でもいくら説教したって、ヒラヒラかわされて状況は改善しないから、
『だったら夜の街なんか行かせなきゃいいんだ! そういう時間を与えなきゃいい!』
って毎日放課後に面談。彼女がめんどくさがって逃げはじめたら校門で待ち伏せ。面談が終われば車で家まで送ったし、それを
『東郷先生に車内で体を触られました……』
と言われれば
『残念! ドライブレコーダー内向きに付けてたんで証拠映像があります! そんな事実はありませーん!!』
『チッ』
なんてもう、何がなんだか分からないギャグみたいな争い。休日なんかは一日中自宅前で見張ってたもんだから、ストーカーで通報されたこともあったよ。
その頃には地域課も「もう援交の事実は判明したからな。あとは私立探偵にでも頼み。さいなら」。その後を知らなかったからね。

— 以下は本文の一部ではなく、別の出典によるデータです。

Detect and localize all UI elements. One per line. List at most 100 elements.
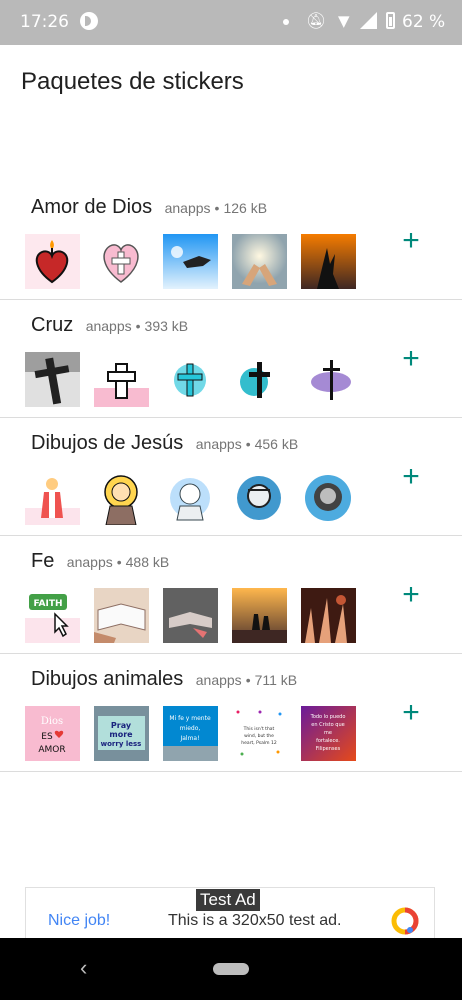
pack-name: Amor de Dios [31, 196, 153, 218]
add-pack-button[interactable]: + [398, 580, 424, 610]
pack-meta: anapps • 488 kB [67, 554, 169, 570]
sticker-text-line: Filipenses [316, 746, 341, 752]
test-ad-badge: Test Ad [196, 889, 260, 911]
pack-header: Dibujos animales anapps • 711 kB [31, 668, 297, 691]
pack-meta-separator: • [245, 436, 251, 452]
add-pack-button[interactable]: + [398, 462, 424, 492]
outline-cross-sticker [94, 352, 149, 407]
sticker-text-line: wind, but the [244, 733, 274, 739]
bible-hands-sticker [94, 588, 149, 643]
heart-cross-sticker [94, 234, 149, 289]
sticker-text-line: ES [41, 732, 53, 742]
sticker-previews: FAITH [25, 588, 356, 643]
ad-body: This is a 320x50 test ad. [168, 912, 342, 929]
pack-author: anapps [164, 200, 211, 216]
pack-meta-separator: • [245, 672, 251, 688]
sticker-previews [25, 352, 356, 407]
pack-header: Dibujos de Jesús anapps • 456 kB [31, 432, 298, 455]
pack-meta: anapps • 456 kB [196, 436, 298, 452]
sticker-text-line: Mi fe y mente [169, 715, 211, 722]
wifi-icon: ▼ [338, 12, 350, 30]
pack-size: 711 kB [254, 672, 298, 688]
pack-size: 393 kB [144, 318, 189, 334]
pack-author: anapps [195, 436, 242, 452]
pack-size: 488 kB [125, 554, 170, 570]
pack-meta: anapps • 711 kB [196, 672, 297, 688]
pack-meta: anapps • 126 kB [165, 200, 267, 216]
pack-header: Cruz anapps • 393 kB [31, 314, 188, 337]
signal-icon [360, 12, 377, 29]
sunset-couple-sticker [232, 588, 287, 643]
pack-name: Dibujos animales [31, 668, 184, 690]
splash-cross-sticker [232, 352, 287, 407]
pack-author: anapps [195, 672, 242, 688]
pack-meta-separator: • [116, 554, 122, 570]
pack-item[interactable]: Amor de Dios anapps • 126 kB + [0, 182, 462, 300]
jesus-thorns-sticker [232, 470, 287, 525]
sticker-previews: Dios ES AMOR Pray more worry less Mi fe … [25, 706, 356, 761]
faith-button-sticker: FAITH [25, 588, 80, 643]
faith-label: FAITH [33, 599, 62, 609]
sticker-previews [25, 234, 356, 289]
pack-size: 126 kB [223, 200, 268, 216]
pack-item[interactable]: Dibujos animales anapps • 711 kB Dios ES A… [0, 654, 462, 772]
pack-meta-separator: • [135, 318, 141, 334]
pack-author: anapps [66, 554, 113, 570]
pack-name: Fe [31, 550, 55, 572]
status-bar: 17:26 🔕︎ ▼ 62 % [0, 0, 462, 45]
pack-header: Fe anapps • 488 kB [31, 550, 169, 573]
pack-meta-separator: • [214, 200, 220, 216]
pack-size: 456 kB [254, 436, 299, 452]
sticker-text-line: AMOR [38, 745, 65, 755]
dios-es-amor-sticker: Dios ES AMOR [25, 706, 80, 761]
jesus-portrait-sticker [301, 470, 356, 525]
add-pack-button[interactable]: + [398, 226, 424, 256]
open-book-dark-sticker [163, 588, 218, 643]
sticker-text-line: fortalece. [316, 738, 340, 744]
page-title: Paquetes de stickers [21, 68, 244, 95]
purple-cross-sticker [301, 352, 356, 407]
sticker-text-line: Dios [41, 716, 63, 727]
navigation-bar: ‹ [0, 938, 462, 1000]
notification-dot-icon [283, 19, 289, 25]
pack-name: Cruz [31, 314, 74, 336]
add-pack-button[interactable]: + [398, 698, 424, 728]
sticker-text-line: Todo lo puedo [310, 714, 346, 720]
sacred-heart-sticker [25, 234, 80, 289]
mute-icon: 🔕︎ [306, 11, 327, 30]
sticker-text-line: en Cristo que [311, 722, 344, 728]
status-time: 17:26 [20, 12, 69, 32]
pack-author: anapps [85, 318, 132, 334]
home-pill-icon[interactable] [213, 963, 249, 975]
sticker-text-line: Pray [111, 721, 132, 730]
pack-item[interactable]: Fe anapps • 488 kB FAITH + [0, 536, 462, 654]
sticker-text-line: Jalma! [179, 735, 199, 742]
jesus-halo-sticker [94, 470, 149, 525]
pack-meta: anapps • 393 kB [86, 318, 188, 334]
battery-percent: 62 % [402, 12, 446, 32]
hands-light-sticker [232, 234, 287, 289]
jesus-sketch-blue-sticker [163, 470, 218, 525]
ad-logo-icon [391, 907, 419, 935]
dark-cross-sticker [25, 352, 80, 407]
pack-list: Amor de Dios anapps • 126 kB + Cruz anap… [0, 182, 462, 772]
app-notification-icon [80, 12, 98, 30]
mi-fe-sticker: Mi fe y mente miedo, Jalma! [163, 706, 218, 761]
back-icon[interactable]: ‹ [80, 955, 87, 981]
pack-header: Amor de Dios anapps • 126 kB [31, 196, 267, 219]
pack-item[interactable]: Cruz anapps • 393 kB + [0, 300, 462, 418]
sticker-text-line: This isn't that [243, 726, 275, 732]
sticker-text-line: heart, Psalm 12 [241, 740, 277, 746]
ad-headline[interactable]: Nice job! [48, 912, 110, 930]
sticker-text-line: more [109, 730, 133, 739]
pack-name: Dibujos de Jesús [31, 432, 184, 454]
sticker-previews [25, 470, 356, 525]
pray-more-sticker: Pray more worry less [94, 706, 149, 761]
sticker-text-line: worry less [101, 740, 142, 748]
battery-icon [386, 12, 395, 29]
pack-item[interactable]: Dibujos de Jesús anapps • 456 kB + [0, 418, 462, 536]
praying-hand-sky-sticker [163, 234, 218, 289]
todo-lo-puedo-sticker: Todo lo puedo en Cristo que me fortalece… [301, 706, 356, 761]
jesus-standing-sticker [25, 470, 80, 525]
add-pack-button[interactable]: + [398, 344, 424, 374]
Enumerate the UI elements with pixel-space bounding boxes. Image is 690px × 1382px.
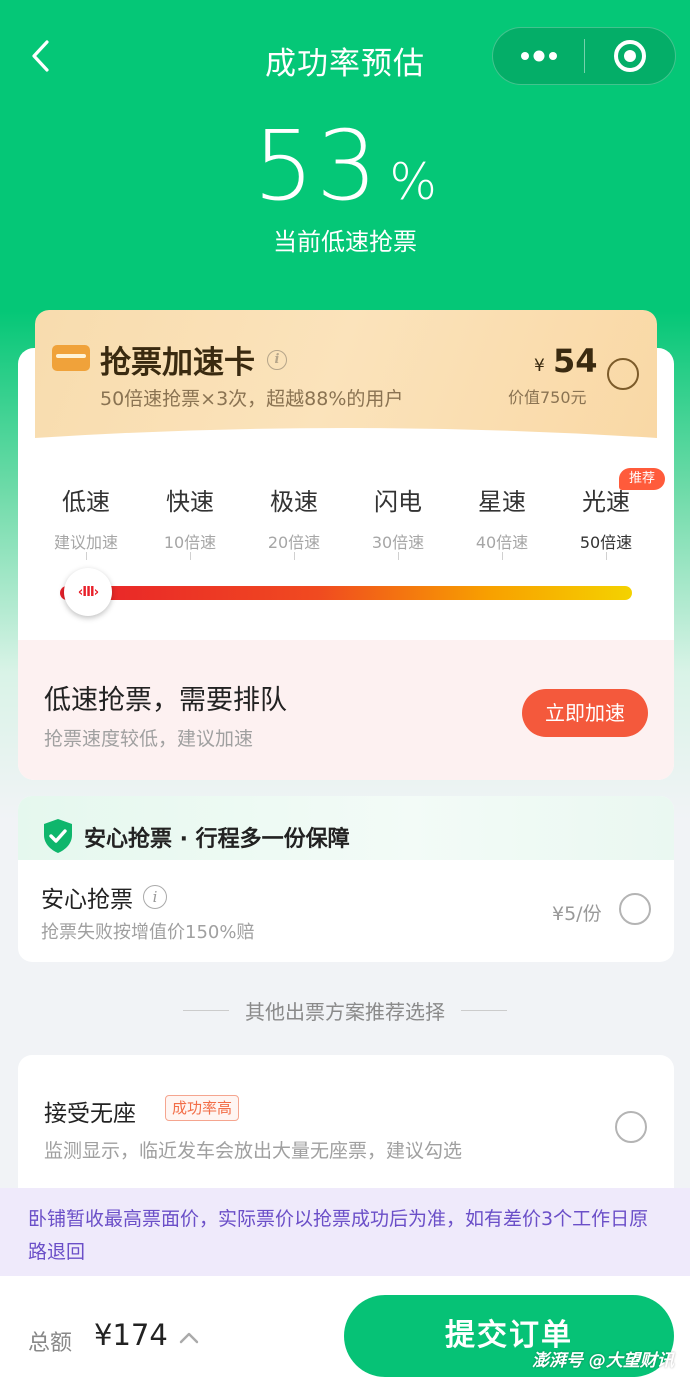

私にもよくクレームが来たよ。「捕まえたら千中さんの先輩って件が多すぎる」って。
でも、今思えばちゃんと、警察が見ているべきだった。
そんなある日の面談さ。先輩が椅子に座るなり。
まだ何も言わないのに、愛宕養菜の方からこう切り出してきたんだ。
『先生、私、援交やめます。信じてもらえないかもしれないけど、本当にやめます』
って。
先輩も最初は新手の逃げ方かと思ったけど。
真っ青な彼女の顔を見て何かおかしいと思ったらしい。